Back to the Future of Sea Urchins: Using Long-term Datasets to Generate Proxies of Climate Change Impacts on California’s Purple Urchin Populations
Zoë S Welch, University of California Santa Barbara, Ecology, Evolution and Marine Biology, Santa Barbara, CA, United States, Stephen Schroeter, University of California Santa Barbara, Marine Science Institute, Santa Barbara, United States and Debora Iglesias-Rodriguez, University of California, Santa Barbara, Ecology, Evolution, and Marine Biology, Santa Barbara, United States
Abstract:
This project examines how California’s purple urchin (
Strongylocentrotus purpuratus) populations have responded over the last two decades to increasing ocean acidification (OA) and extreme climate anomalies that may serve as proxies for future climatic impacts. Our work focuses upon calcification in juvenile urchins as OA may greatly impair the CaCO
3 biomineralization process necessary to create and maintain urchin body structures. We hypothesize that juvenile urchins have high vulnerability to OA because the CaCO
3 mineralogy of this life cycle stage (dominated by high-Mg calcite) is particularly susceptible to dissolution, thereby engendering potential bottleneck conditions in the populations. Our aim is to study controls on juvenile urchin calcification to learn about the impacts of OA on urchin biomineralization as well as population fitness, a crucial metric for evaluating local ecological and economic health.

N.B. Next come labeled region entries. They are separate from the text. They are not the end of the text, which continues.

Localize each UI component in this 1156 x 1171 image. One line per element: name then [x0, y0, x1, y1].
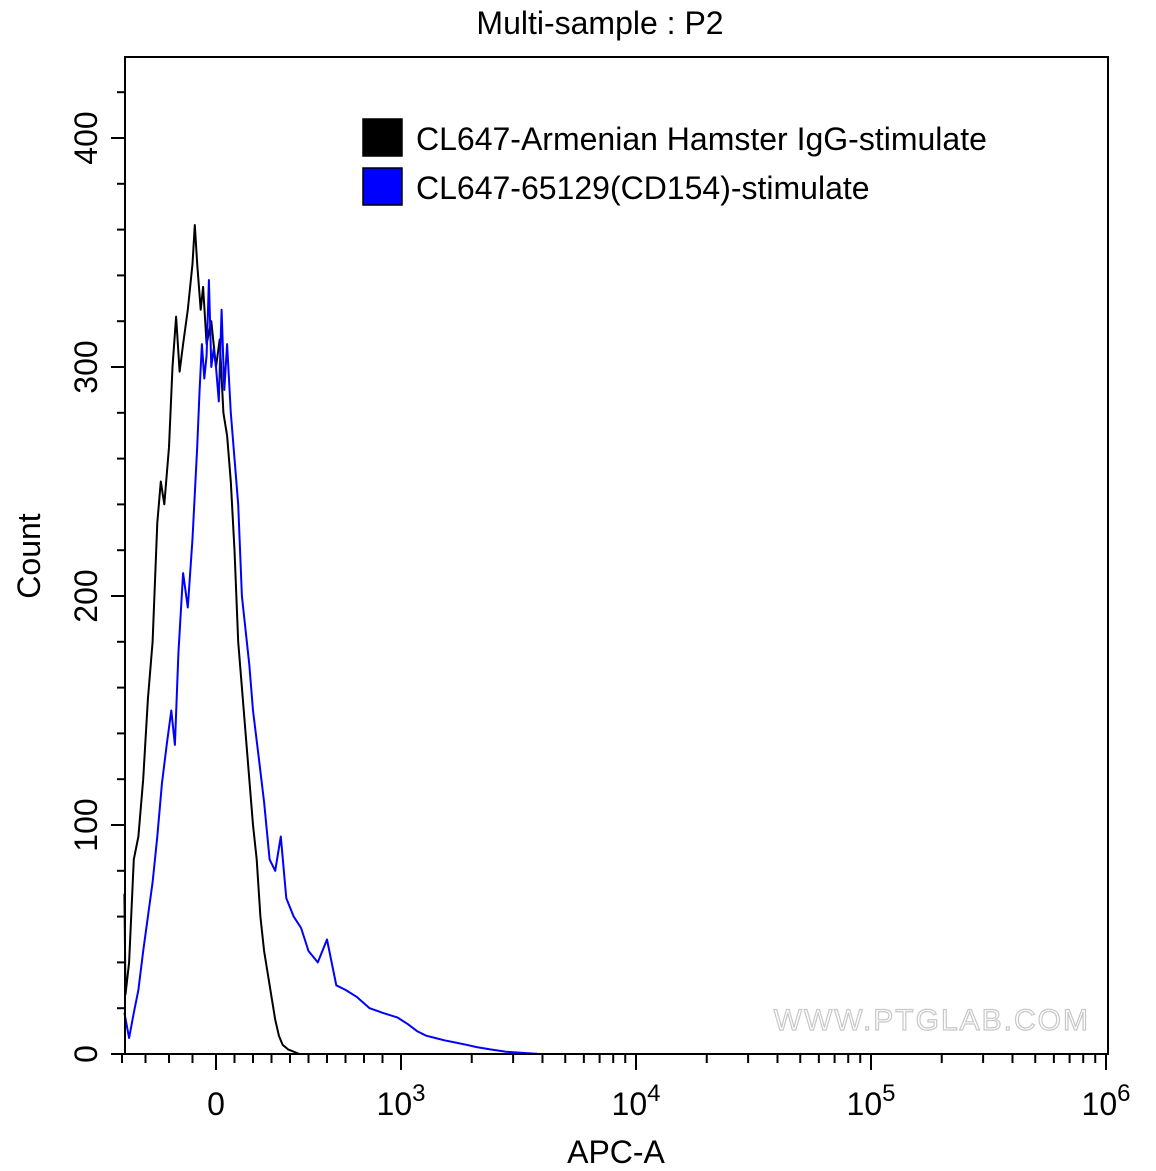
y-axis-label: Count	[11, 513, 47, 599]
y-tick-label: 400	[68, 111, 104, 164]
y-axis: 0 100 200 300 400	[68, 91, 125, 1063]
chart-title: Multi-sample : P2	[476, 5, 723, 41]
y-tick-label: 0	[68, 1045, 104, 1063]
legend-label: CL647-65129(CD154)-stimulate	[416, 170, 870, 206]
plot-area	[123, 224, 540, 1055]
x-axis: 0 103 104 105 106	[121, 1054, 1131, 1122]
legend: CL647-Armenian Hamster IgG-stimulate CL64…	[362, 118, 987, 206]
series-line-1	[123, 279, 540, 1055]
legend-swatch	[362, 118, 403, 157]
x-tick-label: 0	[207, 1086, 225, 1122]
y-tick-label: 300	[68, 340, 104, 393]
x-tick-label: 105	[847, 1080, 896, 1122]
watermark-text: WWW.PTGLAB.COM	[774, 1004, 1090, 1037]
y-tick-label: 200	[68, 569, 104, 622]
x-tick-label: 104	[612, 1080, 661, 1122]
legend-swatch	[362, 167, 403, 206]
x-tick-label: 106	[1082, 1080, 1131, 1122]
legend-label: CL647-Armenian Hamster IgG-stimulate	[416, 121, 987, 157]
x-axis-label: APC-A	[567, 1134, 665, 1170]
series-line-0	[123, 224, 300, 1055]
y-tick-label: 100	[68, 798, 104, 851]
x-tick-label: 103	[377, 1080, 426, 1122]
plot-frame	[124, 56, 1109, 1055]
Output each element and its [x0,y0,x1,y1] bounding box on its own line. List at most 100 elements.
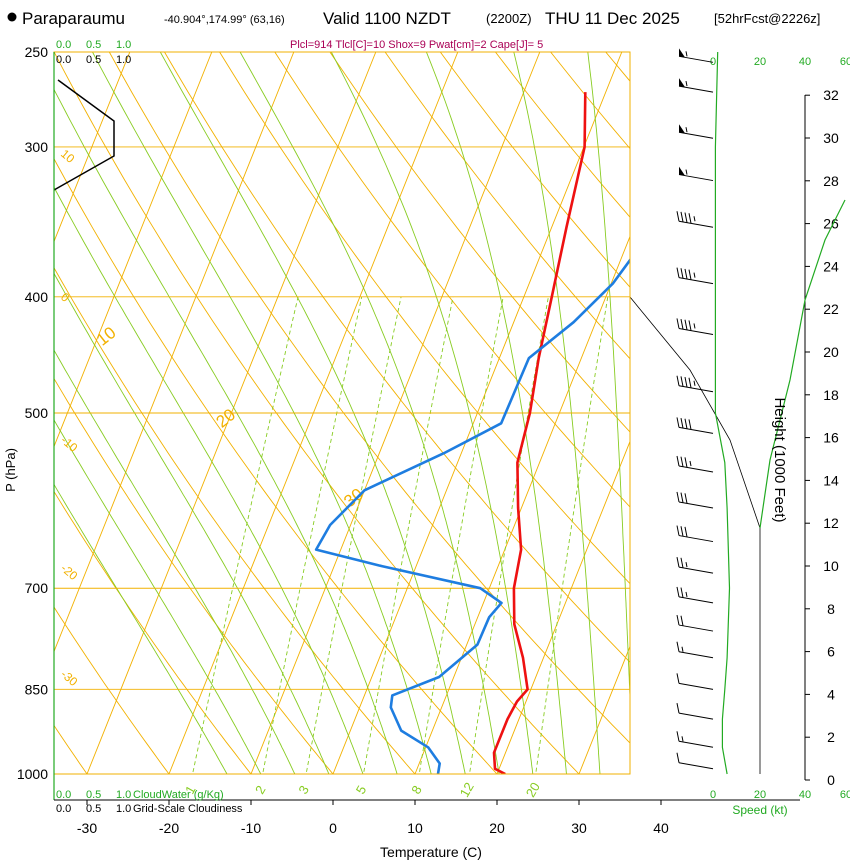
wind-speed-line [714,51,731,775]
wind-barb-half [685,591,688,598]
wind-barb [676,211,714,228]
moist-adiabat-line [239,52,500,774]
height-tick-label: 6 [827,644,835,660]
wind-barb-pennant [679,166,685,176]
wind-barb-staff [678,535,714,543]
wind-barb [676,375,714,393]
wind-barb [676,703,714,720]
wind-barb [678,48,714,63]
wind-barb-half [681,736,684,742]
speed-tick-label-bottom: 40 [799,789,811,801]
isotherm-line [661,52,850,774]
valid-date: THU 11 Dec 2025 [545,9,680,28]
wind-barb-half [685,169,688,175]
cloudwater-scale-bottom: 0.0 [56,789,71,801]
theta-left-label: -10 [58,433,81,455]
wind-barb-flag [680,587,684,598]
wind-barb-staff [678,277,714,285]
wind-barb-half [681,646,684,652]
wind-barb-staff [678,740,714,748]
cloudwater-scale-bottom: 1.0 [116,789,131,801]
x-tick-label: -20 [159,820,179,836]
cloudiness-scale-top: 1.0 [116,54,131,66]
cloudiness-profile [53,79,115,191]
wind-barb-staff [678,651,714,659]
surface-temperature-marker [502,775,509,782]
wind-barb-staff [678,465,714,473]
wind-barb-flag [684,212,688,223]
height-tick-label: 32 [823,87,839,103]
wind-barb-flag [680,319,684,330]
temperature-profile-line [492,92,587,774]
pressure-tick-label: 400 [25,289,49,305]
wind-barb-flag [676,211,680,222]
wind-barb-staff [678,55,714,63]
wind-barb-staff [678,762,714,770]
wind-barb-flag [676,375,680,386]
wind-barb-flag [684,268,688,280]
wind-barb-flag [676,614,680,626]
isotherm-line [743,52,850,774]
forecast-tag: [52hrFcst@2226z] [714,11,820,26]
wind-barb-flag [680,456,684,467]
dry-adiabat-line [329,52,630,433]
moist-adiabat-line [54,349,296,774]
x-tick-label: 40 [653,820,669,836]
wind-barb [678,124,714,139]
mixing-ratio-label: 3 [295,783,312,797]
mixing-ratio-line [305,296,402,774]
wind-barb-staff [678,426,714,434]
moist-adiabat-line [54,186,364,774]
wind-barb [676,525,714,543]
speed-tick-label-top: 20 [754,56,766,68]
cloudwater-scale-top: 0.0 [56,39,71,51]
moist-adiabat-line [54,419,262,774]
dry-adiabat-line [163,52,630,663]
isobar-grid [54,51,630,775]
height-tick-label: 8 [827,601,835,617]
moist-adiabat-grid [54,52,630,774]
height-axis-title: Height (1000 Feet) [771,397,788,522]
wind-barb-flag [680,492,684,503]
dry-adiabat-line [219,52,630,585]
wind-barb-flag [680,526,684,537]
mixing-ratio-label: 2 [252,783,269,797]
wind-barb [678,166,714,182]
cloudiness-line [53,79,115,191]
wind-barb-staff [678,501,714,509]
wind-barb-half [693,380,696,386]
pressure-tick-label: 300 [25,139,49,155]
wind-barb-flag [684,319,688,330]
pressure-tick-label: 700 [25,580,49,596]
dry-adiabat-line [494,52,630,218]
wind-barb-staff [678,596,714,604]
cloudiness-scale-top: 0.5 [86,54,101,66]
wind-barb-half [693,323,696,329]
isotherm-line [578,645,630,774]
wind-barb-flag [680,557,684,568]
height-curve-line [759,199,846,529]
station-name: Paraparaumu [22,9,125,28]
dry-adiabat-line [550,52,630,150]
height-tick-label: 10 [823,558,839,574]
cloudwater-scale-top: 1.0 [116,39,131,51]
dry-adiabat-line [54,724,88,774]
wind-barb-flag [680,376,684,387]
height-tick-label: 20 [823,344,839,360]
height-tick-label: 4 [827,686,835,702]
cloudwater-label: CloudWater (g/Kg) [133,789,224,801]
wind-barb [676,267,714,285]
dry-adiabat-line [54,157,498,774]
dry-adiabat-line [384,52,630,360]
header: Paraparaumu -40.904°,174.99° (63,16) Val… [7,9,820,51]
pressure-tick-label: 250 [25,44,49,60]
speed-tick-label-bottom: 60 [840,789,850,801]
wind-barb [676,586,714,604]
mixing-ratio-label: 8 [408,783,425,797]
wind-barb-half [685,127,688,133]
wind-barb-staff [678,131,714,139]
wind-barb [676,417,714,434]
wind-barb-staff [678,174,714,182]
wind-barb-staff [678,712,714,720]
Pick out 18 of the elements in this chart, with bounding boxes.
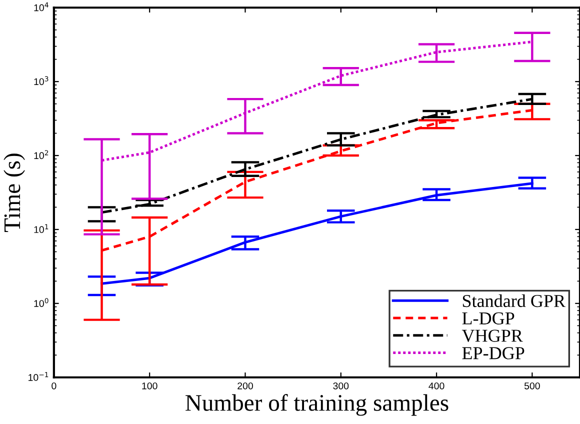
x-tick-label: 100 <box>142 382 158 390</box>
y-tick-label: 10$^{4}$ <box>34 2 48 12</box>
y-tick-label: 10$^{0}$ <box>34 298 48 307</box>
x-axis-title: Number of training samples <box>186 394 448 416</box>
legend-label: Standard GPR <box>462 294 566 308</box>
x-tick-label: 400 <box>428 382 444 390</box>
legend-label: L-DGP <box>462 312 514 324</box>
y-tick-label: 10$^{−1}$ <box>28 372 48 381</box>
y-axis-title: Time (s) <box>4 154 26 232</box>
x-tick-label: 200 <box>238 382 253 390</box>
legend-label: VHGPR <box>462 330 523 342</box>
y-tick-label: 10$^{3}$ <box>34 76 48 86</box>
x-tick-label: 500 <box>524 382 540 390</box>
legend-label: EP-DGP <box>462 347 524 360</box>
y-tick-label: 10$^{1}$ <box>34 224 48 234</box>
x-tick-label: 300 <box>333 382 349 390</box>
x-tick-label: 0 <box>52 382 56 390</box>
y-tick-label: 10$^{2}$ <box>34 150 48 160</box>
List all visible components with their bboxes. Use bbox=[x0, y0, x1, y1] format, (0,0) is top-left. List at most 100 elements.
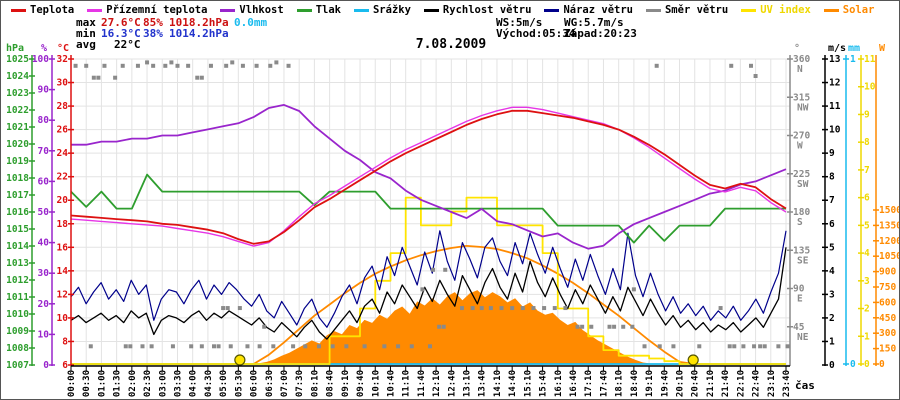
tick-label: 32 bbox=[57, 54, 68, 65]
tick-label: 18 bbox=[57, 219, 69, 230]
tick-label: 11 bbox=[864, 54, 876, 65]
x-tick-label: 10:10 bbox=[371, 370, 381, 397]
axis-title-hpa: hPa bbox=[6, 43, 24, 54]
tick-dir-label: NE bbox=[797, 332, 809, 343]
x-tick-label: 11:40 bbox=[417, 370, 427, 397]
series-solar-measured bbox=[71, 290, 786, 364]
max-temp: 27.6°C bbox=[101, 16, 141, 29]
max-humidity: 85% bbox=[143, 16, 163, 29]
tick-label: 0 bbox=[829, 360, 835, 371]
rychlost-vetru-swatch bbox=[423, 8, 439, 12]
tick-label: 8 bbox=[829, 172, 835, 183]
legend-item-smer-vetru: Směr větru bbox=[645, 4, 728, 16]
tick-label: 2 bbox=[829, 313, 835, 324]
tick-label: 900 bbox=[879, 267, 896, 278]
tick-label: 0 bbox=[879, 359, 885, 370]
axis-hpa: hPa 1007 1008 1009 1010 1011 1012 1013 1014 1015 1… bbox=[6, 43, 35, 371]
x-tick-label: 18:10 bbox=[615, 370, 625, 397]
tick-label: 30 bbox=[57, 78, 69, 89]
tick-label: 1022 bbox=[6, 105, 29, 116]
tick-label: 1020 bbox=[6, 139, 29, 150]
rain-total: 0.0mm bbox=[234, 16, 268, 29]
x-tick-label: 17:10 bbox=[584, 370, 594, 397]
tick-label: 13 bbox=[829, 54, 841, 65]
tick-label: 3 bbox=[864, 276, 870, 287]
tick-label: 60 bbox=[38, 176, 50, 187]
tick-label: 0 bbox=[43, 360, 49, 371]
legend-label: Přízemní teplota bbox=[106, 4, 208, 16]
axis-uv: 0 1 2 3 4 5 6 7 8 9 10 11 bbox=[858, 54, 876, 370]
tick-label: 3 bbox=[829, 289, 835, 300]
tick-label: 1014 bbox=[6, 241, 29, 252]
tick-label: 90 bbox=[38, 85, 50, 96]
x-tick-label: 01:30 bbox=[113, 370, 123, 397]
legend-item-naraz-vetru: Náraz větru bbox=[544, 4, 633, 16]
x-tick-label: 08:40 bbox=[326, 370, 336, 397]
teplota-swatch bbox=[11, 8, 26, 12]
max-label: max bbox=[76, 16, 96, 29]
legend-label: Rychlost větru bbox=[442, 4, 532, 16]
tick-label: 7 bbox=[864, 165, 870, 176]
tick-label: 16 bbox=[57, 242, 69, 253]
x-tick-label: 21:40 bbox=[721, 370, 731, 397]
tick-dir-label: E bbox=[797, 294, 803, 305]
uv-index-swatch bbox=[741, 8, 757, 12]
x-tick-label: 22:10 bbox=[736, 370, 746, 397]
tick-label: 22 bbox=[57, 172, 68, 183]
tick-label: 135 bbox=[793, 245, 810, 256]
tick-label: 1 bbox=[850, 54, 856, 65]
chart-date-title: 7.08.2009 bbox=[415, 37, 487, 52]
tick-label: 1024 bbox=[6, 71, 29, 82]
avg-temp: 22°C bbox=[114, 38, 141, 51]
tick-label: 1350 bbox=[879, 220, 900, 231]
smer-vetru-swatch bbox=[645, 8, 661, 12]
x-tick-label: 21:10 bbox=[706, 370, 716, 397]
tick-label: 28 bbox=[57, 101, 69, 112]
series-vlhkost bbox=[71, 104, 787, 250]
axis-title-mm: mm bbox=[848, 43, 860, 54]
series-teplota bbox=[70, 109, 787, 245]
tick-label: 750 bbox=[879, 282, 896, 293]
legend-label: Solar bbox=[842, 4, 875, 16]
tick-label: 1012 bbox=[6, 275, 29, 286]
series-naraz-vetru bbox=[70, 230, 787, 328]
tick-label: 1025 bbox=[6, 54, 29, 65]
legend-item-teplota: Teplota bbox=[11, 4, 74, 16]
tick-label: 1008 bbox=[6, 343, 29, 354]
legend-item-uv-index: UV index bbox=[741, 4, 811, 16]
tick-label: 1 bbox=[864, 331, 870, 342]
x-tick-label: 08:10 bbox=[310, 370, 320, 397]
solar-swatch bbox=[823, 8, 839, 12]
tick-label: 5 bbox=[829, 242, 835, 253]
naraz-vetru-swatch bbox=[544, 8, 560, 12]
x-axis-title: čas bbox=[795, 379, 815, 392]
tick-label: 1015 bbox=[6, 224, 29, 235]
wind-speed-now: WS:5m/s bbox=[496, 16, 543, 29]
x-tick-label: 03:30 bbox=[173, 370, 183, 397]
tick-dir-label: NW bbox=[797, 102, 809, 113]
tick-label: 180 bbox=[793, 207, 810, 218]
tick-dir-label: W bbox=[797, 141, 803, 152]
legend-label: Teplota bbox=[30, 4, 75, 16]
tick-label: 1007 bbox=[6, 360, 29, 371]
legend-item-vlhkost: Vlhkost bbox=[220, 4, 284, 16]
tick-label: 14 bbox=[57, 266, 69, 277]
tick-label: 1013 bbox=[6, 258, 29, 269]
x-tick-label: 13:40 bbox=[478, 370, 488, 397]
x-tick-label: 04:00 bbox=[189, 370, 199, 397]
tick-label: 10 bbox=[57, 313, 69, 324]
x-tick-label: 14:10 bbox=[493, 370, 503, 397]
tick-label: 9 bbox=[864, 109, 870, 120]
x-tick-label: 07:30 bbox=[295, 370, 305, 397]
tick-label: 1018 bbox=[6, 173, 29, 184]
tick-dir-label: N bbox=[797, 64, 803, 75]
srazky-swatch bbox=[353, 8, 369, 12]
tick-label: 1009 bbox=[6, 326, 29, 337]
tick-label: 40 bbox=[38, 238, 50, 249]
legend-label: Srážky bbox=[372, 4, 411, 16]
x-tick-label: 02:30 bbox=[143, 370, 153, 397]
x-tick-label: 04:30 bbox=[204, 370, 214, 397]
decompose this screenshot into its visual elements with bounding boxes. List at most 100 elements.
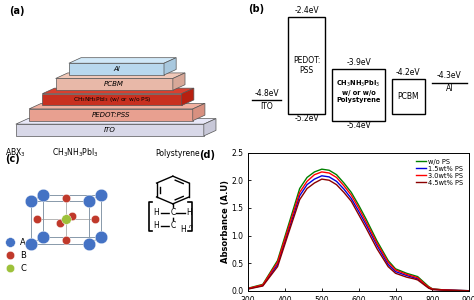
4.5wt% PS xyxy=(286,231,292,235)
Polygon shape xyxy=(55,79,173,90)
3.0wt% PS xyxy=(385,260,391,264)
4.5wt% PS xyxy=(466,289,472,292)
3.0wt% PS xyxy=(456,289,461,292)
3.0wt% PS xyxy=(429,287,435,291)
1.5wt% PS xyxy=(275,262,281,266)
1.5wt% PS xyxy=(356,209,362,213)
3.0wt% PS xyxy=(311,173,317,176)
1.5wt% PS xyxy=(245,287,251,291)
4.5wt% PS xyxy=(385,265,391,268)
Text: (b): (b) xyxy=(248,4,264,14)
Text: H: H xyxy=(187,208,192,217)
3.0wt% PS xyxy=(363,220,369,224)
Polygon shape xyxy=(69,63,164,75)
1.5wt% PS xyxy=(422,283,428,287)
Polygon shape xyxy=(42,94,182,106)
w/o PS xyxy=(392,267,398,271)
1.5wt% PS xyxy=(304,183,310,187)
3.0wt% PS xyxy=(245,287,251,290)
Text: -5.2eV: -5.2eV xyxy=(294,114,319,123)
1.5wt% PS xyxy=(374,244,380,247)
w/o PS xyxy=(426,285,431,288)
Text: ITO: ITO xyxy=(261,102,273,111)
Text: -4.2eV: -4.2eV xyxy=(396,68,421,77)
Text: C: C xyxy=(170,221,175,230)
Text: -4.3eV: -4.3eV xyxy=(437,71,462,80)
4.5wt% PS xyxy=(419,281,424,284)
1.5wt% PS xyxy=(319,174,325,178)
Text: B: B xyxy=(20,251,26,260)
Bar xyxy=(332,69,385,121)
Polygon shape xyxy=(204,118,216,136)
Text: CH$_3$NH$_3$PbI$_3$ (w/ or w/o PS): CH$_3$NH$_3$PbI$_3$ (w/ or w/o PS) xyxy=(73,95,151,104)
w/o PS xyxy=(319,167,325,171)
3.0wt% PS xyxy=(297,190,302,194)
1.5wt% PS xyxy=(392,270,398,273)
4.5wt% PS xyxy=(245,287,251,291)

We analyze the CaCO3 content of purple urchin juveniles sourced from four California coastline sites: Fort Bragg/Mendocino, Gaviota Pier, Anacapa Island, and Scripps Pier over twenty years. These sites span a significant range of California coast, and as such represent points along a spectrum of strong to weak upwelling regimes (i.e., low to high pH), thus enabling our results to be potentially applicable across large gradients of environmental change. Samples have been sourced from a twenty-year sampling archive of the Santa Barbara Coastal Long Term Ecological Research project. Our results are discussed in the context of past climatic events, such as the extreme El Niño periods of 1996-1997/2015-2016 and the La Niña period of 1998-1999, which may act as analogs for future climatic scenarios characterized by increased seawater acidification and other perturbed environmental metrics.